Mañana tengo cita donde el dentista.
Preveo que la cosa va a salir mal, porque llamé, pedí la cita y en lugar de decirme “martes a las cinco y media” me gruñen “uy qué barbaridá, si hace tiempos que no viene….milagro que se acuerda del teléfono…”
Debe ser por eso que se me cayó una calza en una lucha diente a diente con un confite de esos de azúcar endurecida a nivel de piedra que me compré contraviniendo todas las normas de higiene y salubridad en un puesto callejero en una plaza en Santa Ana en El Salvador (que en nada se parece al Miami wannabe que padecemos hacia el oeste de San José), junto con otra bolsita de porquerías, todas dulces, todas denominadas cajetas con nombres locales que ni recuerdo pero que incluían, por ejemplo, leche de burra y jalea de manzana. Ese día, evidentemente el confite ganó y yo sentí el destapar de un diente.
Entonces mañana no pasaré en paz en todo el día, pensando en el dolor de las tres inyecciones que me tienen que poner de anestesia (primero me ponen en spray, luego como con una masita y después me inyectan. Cada vez que siento dolor o me lo imagino, levanto un dedito y viene pinchazo de repuesto), en advertirle al dentista que para evitar que yo me mueva o brinque involuntariamente le recomiendo amarrarme a la silla y que no me ofende, en esperar en una salita con una revista vieja mientras del otro lado se cuelan los gemidos de esos cuando uno tiene aparatos en la boca y no puede aullar a gusto, en el sonido insufrible del taladro. En la manguera en la boca. La raspadera de la limpieza. Ya siento que me duelen todos los dientes. Todos. Hasta los que no tengo.

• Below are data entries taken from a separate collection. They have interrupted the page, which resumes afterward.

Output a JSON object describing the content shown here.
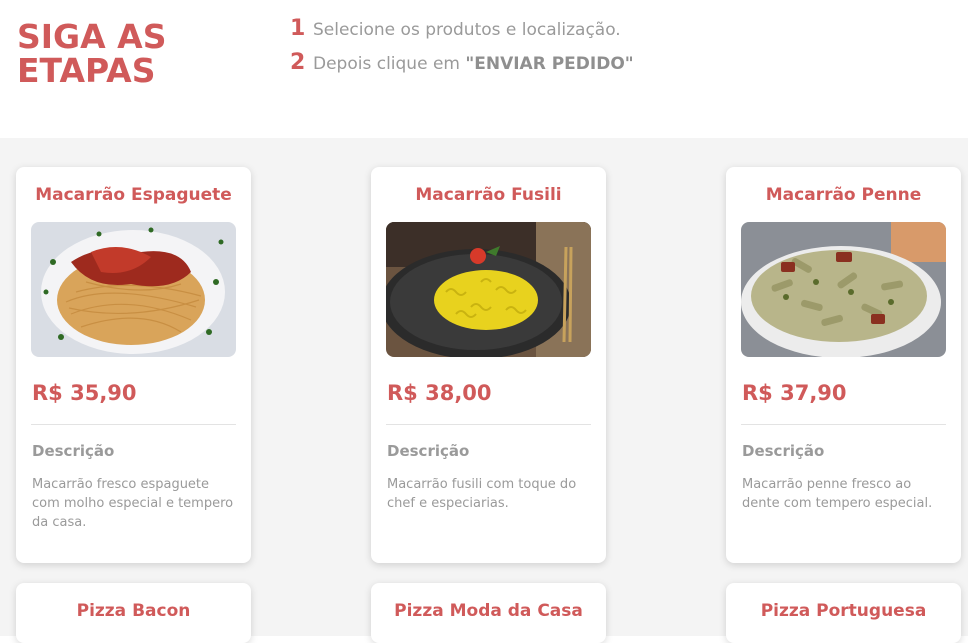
{
  "header": {
    "title_line1": "SIGA AS",
    "title_line2": "ETAPAS",
    "steps": [
      {
        "num": "1",
        "text": "Selecione os produtos e localização."
      },
      {
        "num": "2",
        "text_prefix": "Depois clique em ",
        "text_bold": "\"ENVIAR PEDIDO\""
      }
    ]
  },
  "products": [
    {
      "name": "Macarrão Espaguete",
      "price": "R$ 35,90",
      "desc_title": "Descrição",
      "desc": "Macarrão fresco espaguete com molho especial e tempero da casa.",
      "image": "spaghetti-photo"
    },
    {
      "name": "Macarrão Fusili",
      "price": "R$ 38,00",
      "desc_title": "Descrição",
      "desc": "Macarrão fusili com toque do chef e especiarias.",
      "image": "fusilli-photo"
    },
    {
      "name": "Macarrão Penne",
      "price": "R$ 37,90",
      "desc_title": "Descrição",
      "desc": "Macarrão penne fresco ao dente com tempero especial.",
      "image": "penne-photo"
    },
    {
      "name": "Pizza Bacon"
    },
    {
      "name": "Pizza Moda da Casa"
    },
    {
      "name": "Pizza Portuguesa"
    }
  ],
  "colors": {
    "accent": "#d05a5a",
    "muted_text": "#9a9a9a",
    "background": "#f4f4f4"
  }
}
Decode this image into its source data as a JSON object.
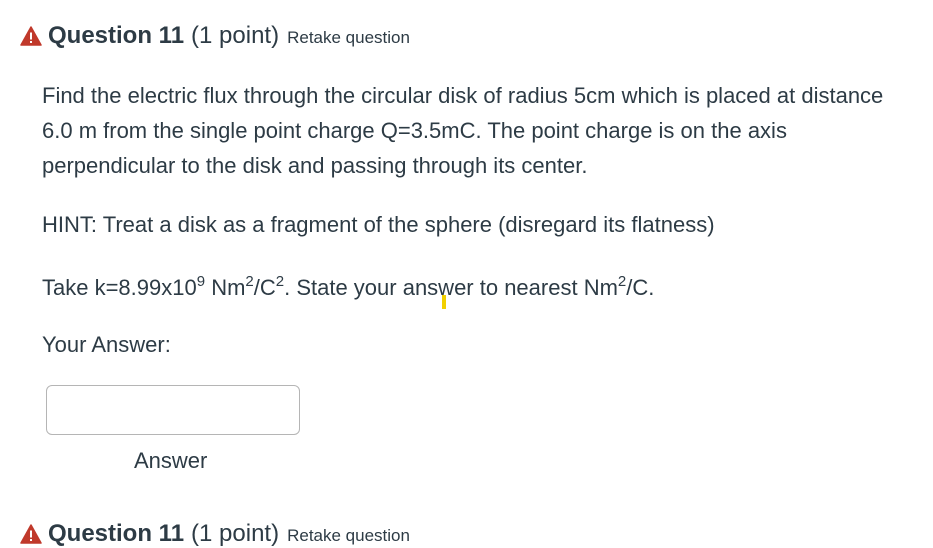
{
  "question": {
    "title": "Question 11",
    "points": "(1 point)",
    "retake_link": "Retake question",
    "paragraph_main": "Find the electric flux through the circular disk of radius 5cm which is placed at distance 6.0 m from the single point charge Q=3.5mC. The point charge is on the axis perpendicular to the disk and passing through its center.",
    "hint": "HINT: Treat a disk as a fragment of the sphere (disregard its flatness)",
    "take_k_prefix": "Take k=8.99x10",
    "take_k_exp": "9",
    "take_k_unit_a": " Nm",
    "take_k_unit_a_exp": "2",
    "take_k_unit_b": "/C",
    "take_k_unit_b_exp": "2",
    "take_k_mid": ". State your answer to nearest Nm",
    "take_k_end_exp": "2",
    "take_k_end": "/C.",
    "your_answer_label": "Your Answer:",
    "answer_value": "",
    "answer_caption": "Answer"
  },
  "next_question": {
    "title": "Question 11",
    "points": "(1 point)",
    "retake_link": "Retake question"
  },
  "colors": {
    "warning": "#c0392b",
    "text": "#2d3b45",
    "highlight": "#f2d000"
  },
  "icons": {
    "warning": "warning-triangle-icon"
  }
}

Ya pienso que mejor que me los apeen todos y me indiquen una chapa perfecta con sonrisa de gringo simpático, de clase media, frenillos y dientes blanqueados. Ya pienso en que me va a insistir que vuelva de nuevo, por gusto, a encaramarme la tortura de unos frenillos. Ya pienso que mañana al medio día y durante el resto de la tarde voy a hartarme de todo lo que se me antoje porque en la noche voy a quedar con la boca como si tuviera un derrame, sin ánimo de comer nada, babeando de la anestesia que exijo me pongan cada 10 minutos por mi pobrísimo umbral del dolor, y botando migajitas de lo que me coma por el lado anestesiado, sin darme cuenta porque perdí la sensación de todas las cosas de ese lado.
Si yo fuera tan bocona digo ser y que en realidad no soy porque en la vida normal se me impone eso de ser modosa, mañana cuando llegue me sentaría de brazos cruzados antes de que me pongan el babero y me fuercen a la posición horizontal y muy seria le diría a mi dentista sus instrucciones:
“No quiero que me diga ni verga. No me enseñe el daño en el espejo. No haga expresiones de qué horror es esto. Ahórrese las explicaciones de qué es lo que tengo. No me pida que le sostenga aparatitos ni que abra los ojos para ver instrumentos. No me pregunte si quiero o no que me haga esto o aquello. Haga lo que tenga que hacer y dígame cuándo vuelvo”.
Pero ya hay apuestas de que no me atrevo.